New Payments Platform triggers $3bn banktech upgrades

Beverley Head
Australia's banks will spend A$3 billion updating their payments systems over the next three years. There's plenty of scope for this, as they fend off payment disruptors and prepare for the advent of the New Payments Platform due to go live in late 2017.

According to Mitch Green, principal of payments for HCL Australia Services (the local arm of Indian tech giant HCL Technologies) the NPP, although still at a very early phase in its development, has the potential to "be a real game changer especially for medium and small businesses."

The banks, he said, were scurrying to review their payments infrastructures to ensure that they can co-exist with the NPP. Green said this would require 24-hour operations and support by the major banks, along with real time core banking platforms able to clear funds directly into accounts rather than relying on legacy batch processing systems.

Green also noted that the banks were being forced to overhaul their fraud, risk and anti-money laundering platforms to ensure they were able to withstand real time settlement. He said that when the UK's Faster Payments system had been deployed at least one major institution found its fraud tracking systems were unable to keep pace and was the victim of a serious fraud problem.

Green declined to name the institution but warned that; "The NPP will settle and clear on a line by line basis, and will be non-repudiable. You have got to have real time fraud detection."

However, he acknowledged that the sector was still playing a waiting game until the release of the "rule book" setting  out how the NPP will operate and detail any transaction limits that may apply.

While some basics are already known - the platform will be built using the ISO 20022 standard, for example - Green said that banks were not expecting to have much more information to work with until the end of the year, but noted that many were already reviewing their payments architecture "to see if it is capable of supporting the NPP."

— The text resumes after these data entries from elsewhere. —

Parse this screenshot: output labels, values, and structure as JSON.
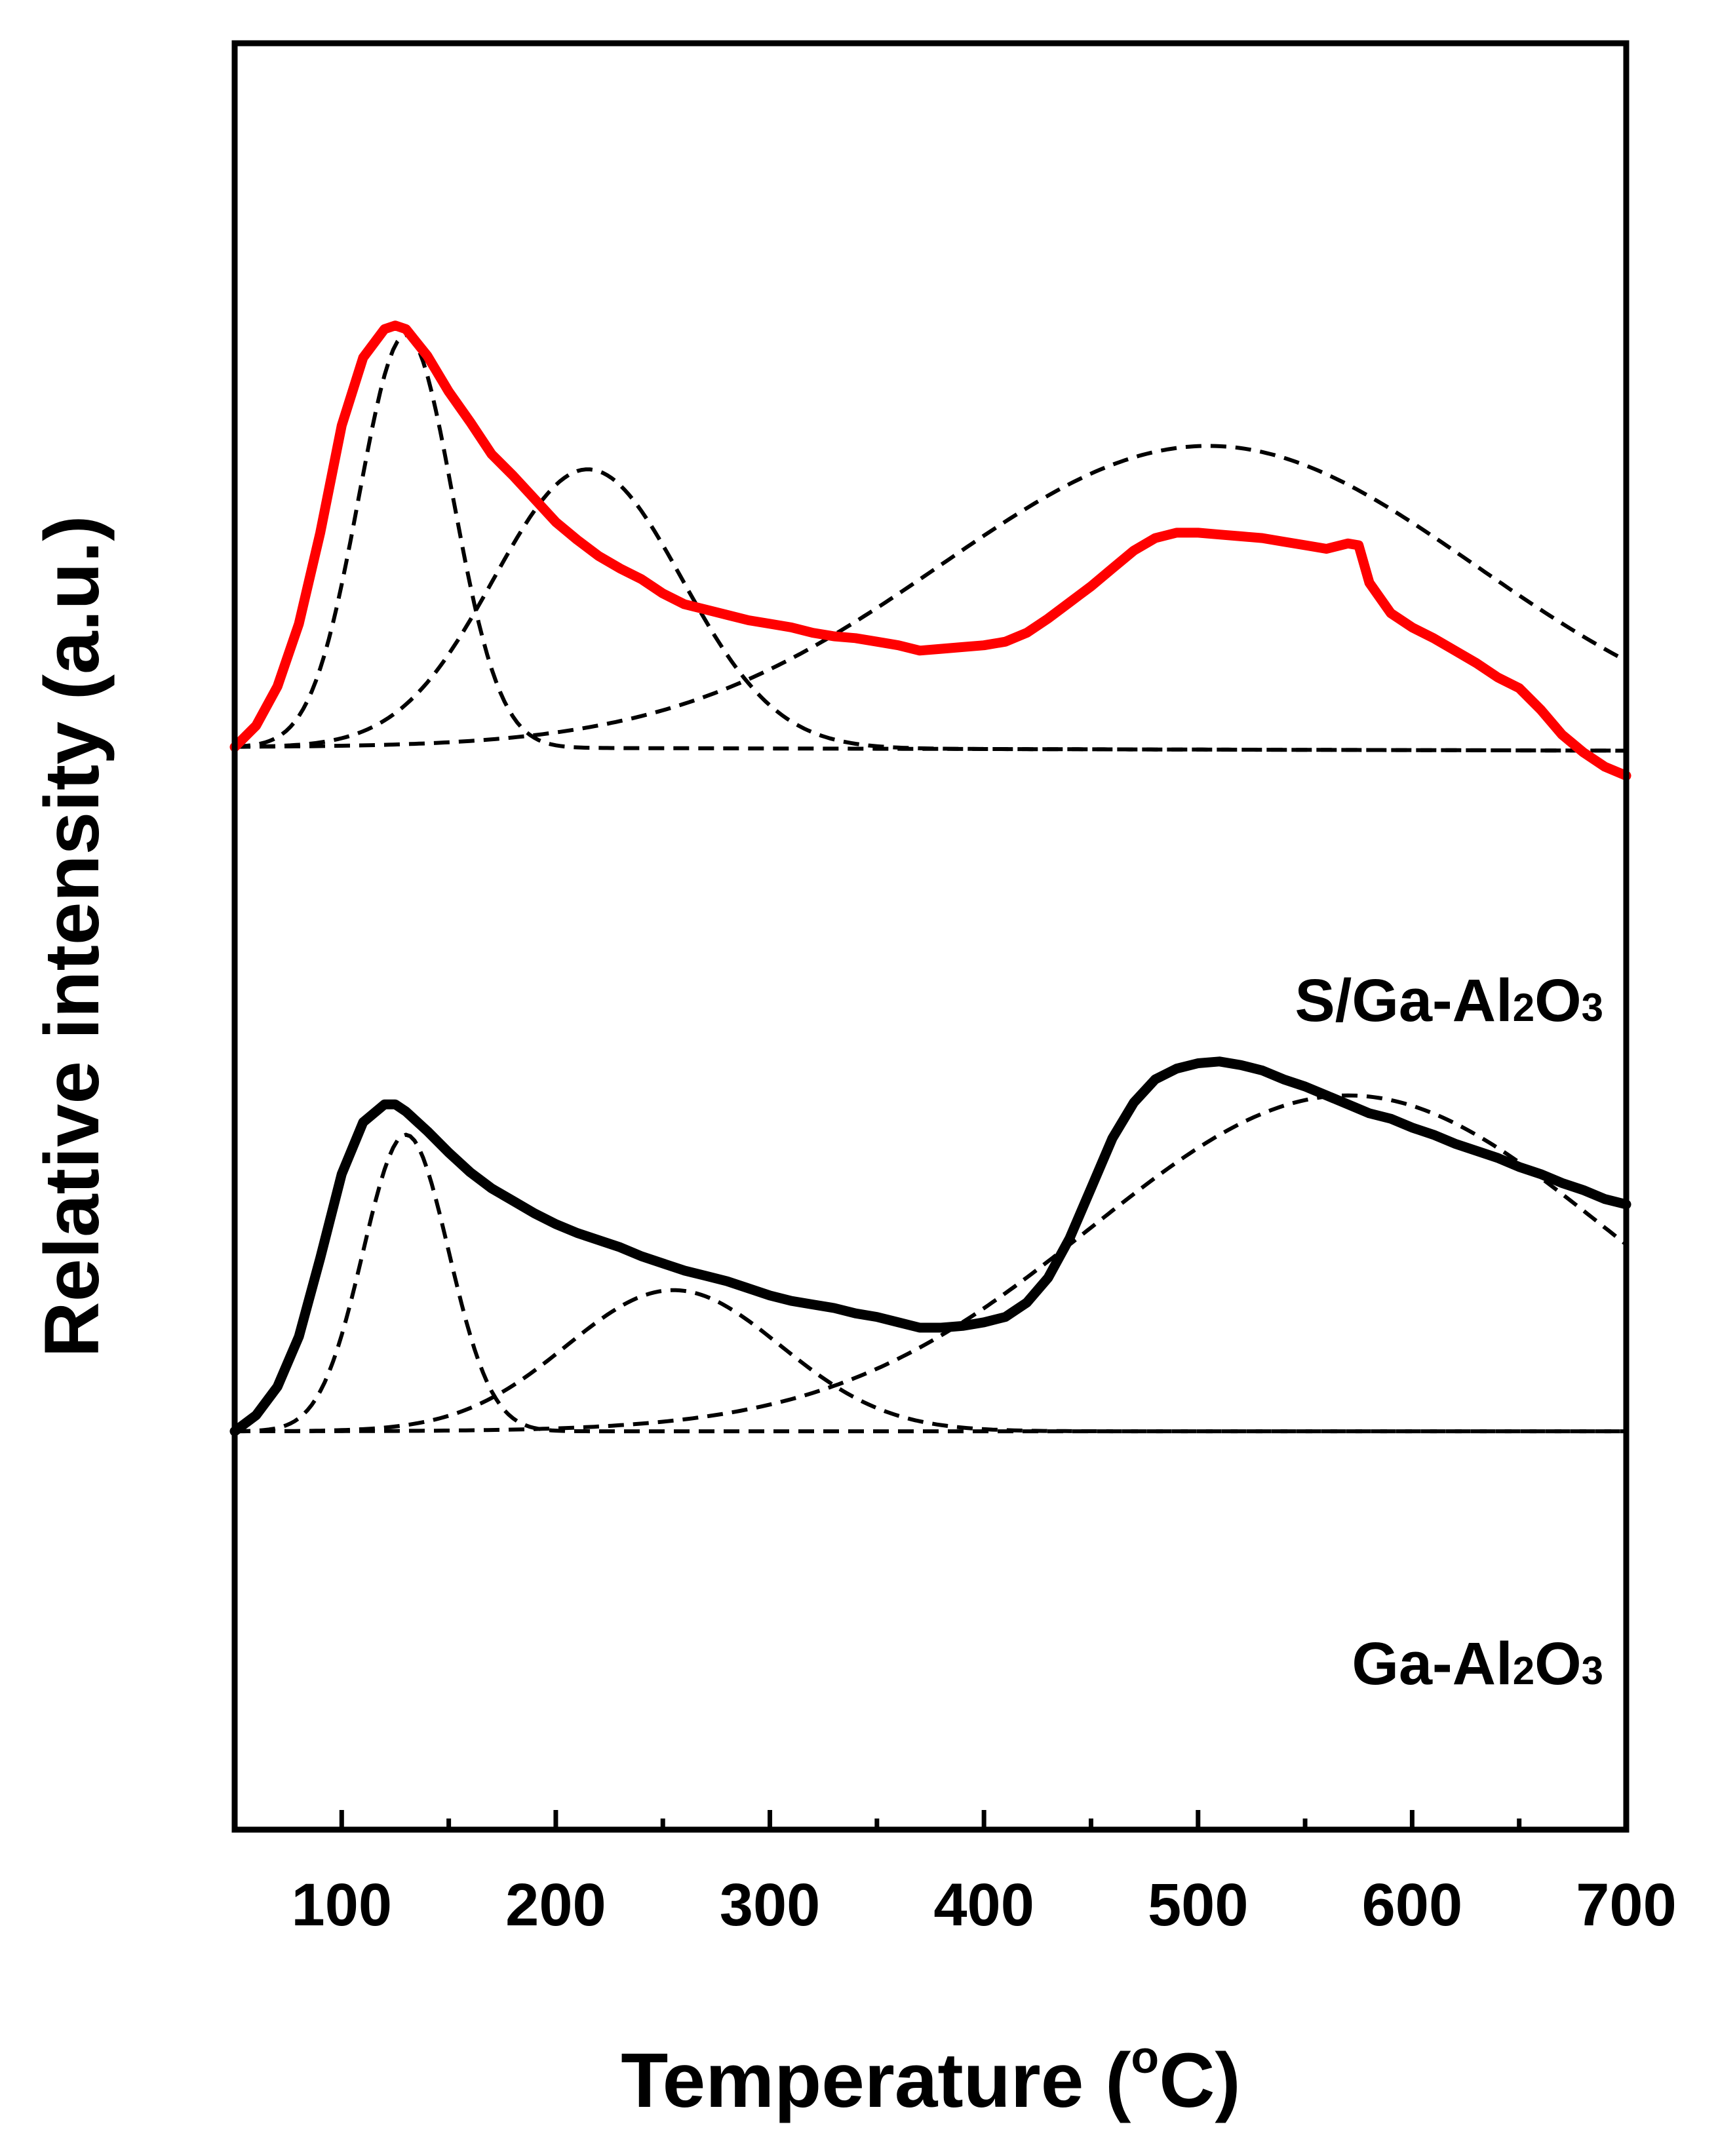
{
  "chart_data": {
    "type": "line",
    "title": "",
    "xlabel_text": "Temperature (",
    "xlabel_sup": "o",
    "xlabel_unit": "C)",
    "ylabel": "Relative intensity (a.u.)",
    "xlim": [
      50,
      700
    ],
    "xticks": [
      100,
      200,
      300,
      400,
      500,
      600,
      700
    ],
    "xminor": [
      150,
      250,
      350,
      450,
      550,
      650
    ],
    "ylim": [
      0,
      100
    ],
    "yticks": [],
    "grid": false,
    "legend": "none",
    "panels": [
      {
        "name": "S/Ga-Al2O3",
        "label_main": "S/Ga-Al",
        "label_sub1": "2",
        "label_mid": "O",
        "label_sub2": "3",
        "color": "#ff0000",
        "measured": {
          "x": [
            50,
            60,
            70,
            80,
            90,
            100,
            110,
            120,
            125,
            130,
            140,
            150,
            160,
            170,
            180,
            190,
            200,
            210,
            220,
            230,
            240,
            250,
            260,
            270,
            280,
            290,
            300,
            310,
            320,
            330,
            340,
            350,
            360,
            370,
            380,
            390,
            400,
            410,
            420,
            430,
            440,
            450,
            460,
            470,
            480,
            490,
            500,
            510,
            520,
            530,
            540,
            550,
            560,
            570,
            575,
            580,
            590,
            600,
            610,
            620,
            630,
            640,
            650,
            660,
            670,
            680,
            690,
            700
          ],
          "y": [
            60.6,
            61.8,
            64.0,
            67.5,
            72.6,
            78.6,
            82.4,
            84.0,
            84.2,
            84.0,
            82.5,
            80.5,
            78.8,
            77.0,
            75.8,
            74.5,
            73.2,
            72.2,
            71.3,
            70.6,
            70.0,
            69.2,
            68.6,
            68.3,
            68.0,
            67.7,
            67.5,
            67.3,
            67.0,
            66.8,
            66.7,
            66.5,
            66.3,
            66.0,
            66.1,
            66.2,
            66.3,
            66.5,
            67.0,
            67.8,
            68.7,
            69.6,
            70.6,
            71.6,
            72.3,
            72.6,
            72.6,
            72.5,
            72.4,
            72.3,
            72.1,
            71.9,
            71.7,
            72.0,
            71.9,
            69.8,
            68.1,
            67.3,
            66.7,
            66.0,
            65.3,
            64.5,
            63.9,
            62.7,
            61.3,
            60.3,
            59.5,
            59.0
          ]
        },
        "baseline": 60.6,
        "baseline_end": 60.4,
        "components": [
          {
            "center": 130,
            "height": 23.1,
            "sigma": 22
          },
          {
            "center": 215,
            "height": 15.6,
            "sigma": 44
          },
          {
            "center": 505,
            "height": 17.0,
            "sigma": 125
          }
        ]
      },
      {
        "name": "Ga-Al2O3",
        "label_main": "Ga-Al",
        "label_sub1": "2",
        "label_mid": "O",
        "label_sub2": "3",
        "color": "#000000",
        "measured": {
          "x": [
            50,
            60,
            70,
            80,
            90,
            100,
            110,
            120,
            125,
            130,
            140,
            150,
            160,
            170,
            180,
            190,
            200,
            210,
            220,
            230,
            240,
            250,
            260,
            270,
            280,
            290,
            300,
            310,
            320,
            330,
            340,
            350,
            360,
            370,
            380,
            390,
            400,
            410,
            420,
            430,
            440,
            450,
            460,
            470,
            480,
            490,
            500,
            510,
            520,
            530,
            540,
            550,
            560,
            570,
            580,
            590,
            600,
            610,
            620,
            630,
            640,
            650,
            660,
            670,
            680,
            690,
            700
          ],
          "y": [
            22.3,
            23.2,
            24.8,
            27.6,
            32.0,
            36.7,
            39.6,
            40.6,
            40.6,
            40.2,
            39.1,
            37.9,
            36.8,
            35.9,
            35.2,
            34.5,
            33.9,
            33.4,
            33.0,
            32.6,
            32.1,
            31.7,
            31.3,
            31.0,
            30.7,
            30.3,
            29.9,
            29.6,
            29.4,
            29.2,
            28.9,
            28.7,
            28.4,
            28.1,
            28.1,
            28.2,
            28.4,
            28.7,
            29.5,
            30.9,
            33.1,
            35.9,
            38.7,
            40.7,
            42.0,
            42.6,
            42.9,
            43.0,
            42.8,
            42.5,
            42.0,
            41.6,
            41.1,
            40.6,
            40.1,
            39.8,
            39.3,
            38.9,
            38.4,
            38.0,
            37.6,
            37.1,
            36.7,
            36.2,
            35.8,
            35.3,
            35.0
          ]
        },
        "baseline": 22.3,
        "baseline_end": 22.3,
        "components": [
          {
            "center": 130,
            "height": 16.6,
            "sigma": 20
          },
          {
            "center": 255,
            "height": 7.9,
            "sigma": 50
          },
          {
            "center": 570,
            "height": 18.8,
            "sigma": 120
          }
        ]
      }
    ]
  }
}
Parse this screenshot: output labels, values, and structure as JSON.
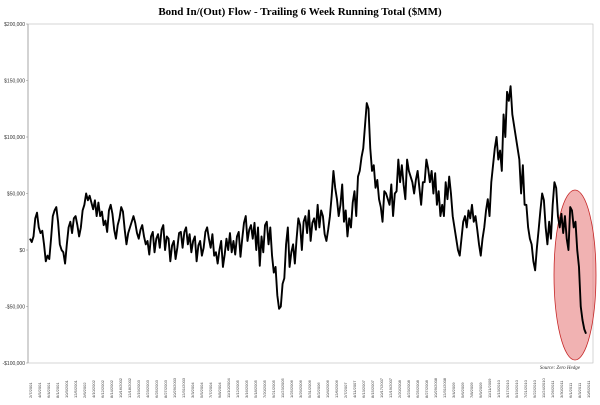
{
  "chart_data": {
    "type": "line",
    "title": "Bond In/(Out) Flow - Trailing 6 Week Running Total ($MM)",
    "source": "Source: Zero Hedge",
    "ylim": [
      -100000,
      200000
    ],
    "yticks": [
      {
        "value": 200000,
        "label": "$200,000"
      },
      {
        "value": 150000,
        "label": "$150,000"
      },
      {
        "value": 100000,
        "label": "$100,000"
      },
      {
        "value": 50000,
        "label": "$50,000"
      },
      {
        "value": 0,
        "label": "$0"
      },
      {
        "value": -50000,
        "label": "-$50,000"
      },
      {
        "value": -100000,
        "label": "-$100,000"
      }
    ],
    "xtick_labels": [
      "2/7/2001",
      "4/5/2001",
      "6/4/2001",
      "8/1/2001",
      "10/3/2001",
      "12/5/2001",
      "2/6/2002",
      "4/10/2002",
      "6/12/2002",
      "8/14/2002",
      "10/16/2002",
      "12/18/2002",
      "2/19/2003",
      "4/23/2003",
      "6/25/2003",
      "8/27/2003",
      "10/29/2003",
      "12/31/2003",
      "3/3/2004",
      "5/5/2004",
      "7/7/2004",
      "9/8/2004",
      "11/10/2004",
      "1/12/2005",
      "3/16/2005",
      "5/18/2005",
      "7/20/2005",
      "9/21/2005",
      "11/23/2005",
      "1/25/2006",
      "3/29/2006",
      "5/31/2006",
      "8/2/2006",
      "10/4/2006",
      "12/6/2006",
      "2/7/2007",
      "4/11/2007",
      "6/13/2007",
      "8/15/2007",
      "10/17/2007",
      "12/19/2007",
      "2/20/2008",
      "4/23/2008",
      "6/25/2008",
      "8/27/2008",
      "10/29/2008",
      "12/31/2008",
      "3/4/2009",
      "5/6/2009",
      "7/8/2009",
      "9/9/2009",
      "11/11/2009",
      "1/13/2010",
      "3/17/2010",
      "5/19/2010",
      "7/21/2010",
      "9/22/2010",
      "11/24/2010",
      "1/26/2011",
      "3/30/2011",
      "6/1/2011",
      "8/3/2011",
      "10/5/2011"
    ],
    "series": [
      {
        "color": "#000000",
        "values": [
          10000,
          7000,
          12000,
          28000,
          33000,
          20000,
          15000,
          17000,
          5000,
          -10000,
          -5000,
          -8000,
          10000,
          30000,
          35000,
          38000,
          25000,
          5000,
          0,
          -2000,
          -12000,
          5000,
          20000,
          25000,
          15000,
          28000,
          30000,
          22000,
          12000,
          20000,
          35000,
          40000,
          50000,
          44000,
          48000,
          42000,
          36000,
          44000,
          30000,
          42000,
          30000,
          34000,
          22000,
          26000,
          16000,
          35000,
          40000,
          32000,
          18000,
          10000,
          22000,
          28000,
          38000,
          34000,
          18000,
          5000,
          15000,
          20000,
          25000,
          30000,
          24000,
          15000,
          10000,
          18000,
          22000,
          12000,
          5000,
          8000,
          -4000,
          12000,
          16000,
          -2000,
          10000,
          14000,
          2000,
          18000,
          22000,
          0,
          12000,
          10000,
          -10000,
          4000,
          8000,
          -8000,
          2000,
          15000,
          16000,
          2000,
          16000,
          20000,
          5000,
          14000,
          -2000,
          8000,
          12000,
          -10000,
          4000,
          8000,
          -5000,
          2000,
          16000,
          20000,
          10000,
          2000,
          14000,
          -5000,
          -2000,
          -12000,
          0,
          8000,
          -15000,
          -4000,
          10000,
          0,
          15000,
          -2000,
          8000,
          -4000,
          12000,
          16000,
          -6000,
          10000,
          24000,
          30000,
          8000,
          18000,
          22000,
          10000,
          24000,
          0,
          20000,
          -14000,
          12000,
          -2000,
          22000,
          25000,
          5000,
          20000,
          -5000,
          -20000,
          -15000,
          -40000,
          -52000,
          -50000,
          -30000,
          -25000,
          5000,
          20000,
          -15000,
          -2000,
          5000,
          -12000,
          10000,
          28000,
          22000,
          0,
          25000,
          30000,
          15000,
          35000,
          8000,
          24000,
          28000,
          18000,
          40000,
          20000,
          35000,
          30000,
          14000,
          8000,
          18000,
          30000,
          48000,
          70000,
          55000,
          45000,
          30000,
          40000,
          58000,
          25000,
          35000,
          12000,
          28000,
          20000,
          42000,
          52000,
          30000,
          65000,
          70000,
          82000,
          90000,
          110000,
          130000,
          125000,
          90000,
          70000,
          75000,
          55000,
          62000,
          45000,
          38000,
          25000,
          52000,
          50000,
          45000,
          40000,
          58000,
          30000,
          50000,
          52000,
          80000,
          60000,
          75000,
          58000,
          45000,
          80000,
          70000,
          65000,
          60000,
          50000,
          62000,
          70000,
          55000,
          40000,
          60000,
          60000,
          80000,
          72000,
          60000,
          70000,
          50000,
          68000,
          40000,
          52000,
          30000,
          40000,
          30000,
          60000,
          45000,
          65000,
          50000,
          30000,
          20000,
          10000,
          0,
          -5000,
          10000,
          25000,
          30000,
          20000,
          35000,
          28000,
          40000,
          25000,
          30000,
          18000,
          5000,
          -5000,
          10000,
          20000,
          35000,
          45000,
          30000,
          60000,
          75000,
          90000,
          100000,
          80000,
          88000,
          70000,
          120000,
          100000,
          140000,
          132000,
          145000,
          120000,
          110000,
          100000,
          90000,
          80000,
          50000,
          75000,
          40000,
          40000,
          20000,
          10000,
          5000,
          -10000,
          -18000,
          2000,
          18000,
          35000,
          50000,
          44000,
          20000,
          5000,
          25000,
          10000,
          40000,
          60000,
          55000,
          30000,
          20000,
          32000,
          15000,
          30000,
          10000,
          0,
          38000,
          35000,
          20000,
          25000,
          0,
          -15000,
          -50000,
          -62000,
          -70000,
          -74000
        ]
      }
    ],
    "annotation": {
      "shape": "ellipse",
      "color": "#d9484e",
      "note": "highlight of recent outflows"
    }
  }
}
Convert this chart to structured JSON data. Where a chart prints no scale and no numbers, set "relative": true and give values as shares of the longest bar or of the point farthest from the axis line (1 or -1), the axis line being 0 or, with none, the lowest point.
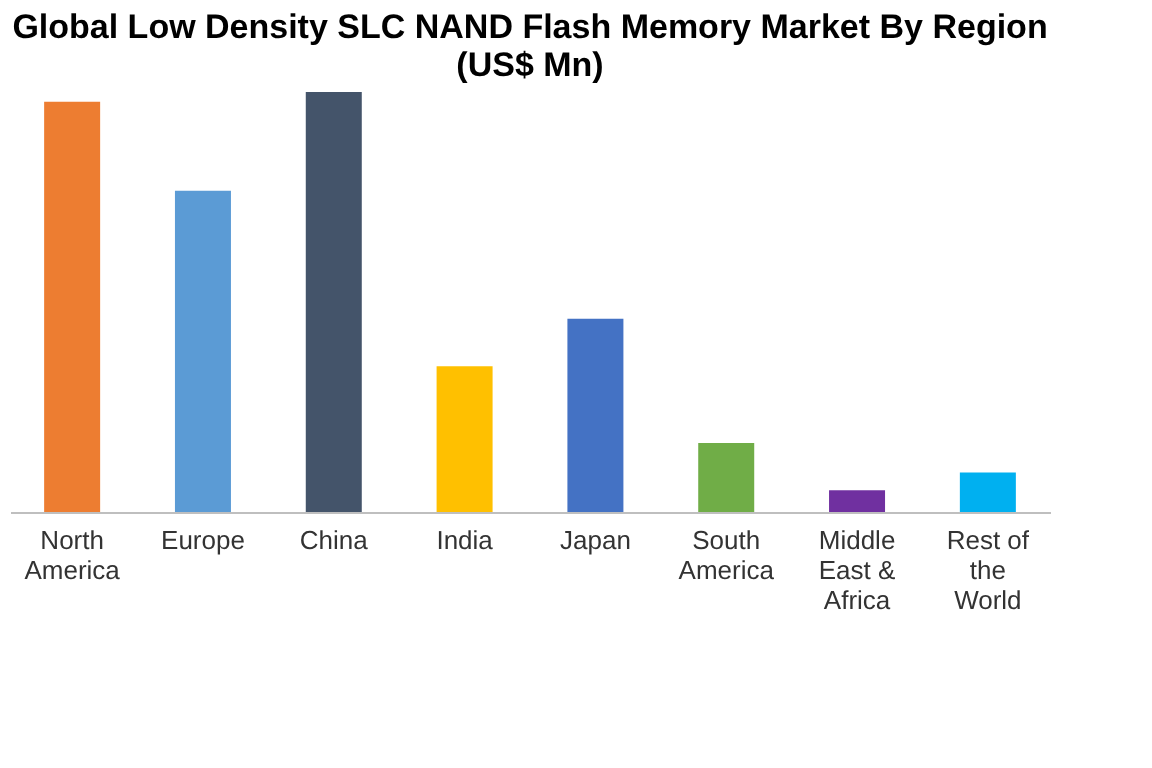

Simultaneously, he said, banks were also looking at Ripple, the trust based online settlement system which recently set up shop in Australia. Green said Ripple had the potential to be "quite a disruptor. I really quite like what they are doing."

He declined to say whether HCL was working with any Australian financial institutions on Ripple deployments, but said, "I would be very surprised if not every single large institution in Australia is looking at it."